Among the report’s other findings, it said after a 3-year break, allocations to the Ghana Infrastructure Investment Fund resumed in 2021, with an amount of US$49million following the passage of the Ghana Infrastructure Investment Fund (Amendment) Act, 2021 (Act 1063).

It also revealed a disturbing development, stating that for the first time since 2011, GH¢13million of the ABFA was used to pay a judgement debt under the roads, rail and other infrastructure priority areas during the period under review.

Similarly, in 2021, it said the Ghana National Petroleum Corporation (GNPC) spent US$640million on the Maritime Boundary Special Project, and cumulatively, a total of US$12million on maritime boundary related activities, even though the Ghana Boundary Commission is responsible for such activities.

Meanwhile, GNPC failed to realise its budgeted revenue from loans and guarantees amounting to US$127million out of an accumulated total of US$318million owed the corporation by government and its agencies since 2011.

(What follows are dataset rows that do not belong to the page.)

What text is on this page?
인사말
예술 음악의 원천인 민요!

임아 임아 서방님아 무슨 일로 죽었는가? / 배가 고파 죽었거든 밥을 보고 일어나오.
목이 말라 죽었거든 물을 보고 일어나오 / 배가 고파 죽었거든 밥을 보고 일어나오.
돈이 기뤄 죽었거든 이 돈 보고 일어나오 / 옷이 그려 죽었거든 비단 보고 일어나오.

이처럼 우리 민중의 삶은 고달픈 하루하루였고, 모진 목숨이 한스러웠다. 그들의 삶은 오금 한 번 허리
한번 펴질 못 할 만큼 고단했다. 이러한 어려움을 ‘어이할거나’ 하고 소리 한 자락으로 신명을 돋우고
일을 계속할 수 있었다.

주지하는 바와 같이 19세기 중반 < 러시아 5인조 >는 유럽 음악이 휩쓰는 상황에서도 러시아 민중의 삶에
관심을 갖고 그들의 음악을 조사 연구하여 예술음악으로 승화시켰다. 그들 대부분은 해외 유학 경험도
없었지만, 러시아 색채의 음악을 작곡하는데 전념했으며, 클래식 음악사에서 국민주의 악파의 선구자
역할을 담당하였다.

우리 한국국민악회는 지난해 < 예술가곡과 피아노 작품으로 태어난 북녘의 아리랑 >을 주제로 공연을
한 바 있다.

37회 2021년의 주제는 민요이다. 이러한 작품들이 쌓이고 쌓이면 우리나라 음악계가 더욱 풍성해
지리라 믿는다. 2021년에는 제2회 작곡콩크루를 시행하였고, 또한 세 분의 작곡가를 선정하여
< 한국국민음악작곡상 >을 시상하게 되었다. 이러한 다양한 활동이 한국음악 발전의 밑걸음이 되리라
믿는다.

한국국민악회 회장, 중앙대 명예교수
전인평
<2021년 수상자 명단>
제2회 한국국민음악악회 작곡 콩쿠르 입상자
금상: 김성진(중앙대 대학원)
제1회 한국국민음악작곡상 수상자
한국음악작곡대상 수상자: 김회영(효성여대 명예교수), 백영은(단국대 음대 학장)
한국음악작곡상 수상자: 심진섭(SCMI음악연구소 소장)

On this matter, PIAC said GNPC should double up efforts at recovering loans to government and its agencies to ensure that the corporation’s work programme does not suffer from non-implementation, and that the corporation should discontinue granting loans and guarantees until significant recoveries are made with respect to outstanding loans and guarantees owed it.

It further revealed that four of the 18 subsisting Petroleum Agreements were terminated by the Petroleum Commission in 2021 for non-performance in their minimum work obligations.

“While the Committee commends the Petroleum Commission for terminating the agreement of four contractors for non-performance, PIAC urges the commission to ensure strict compliance with minimum work obligations by international oil companies,” it advocated.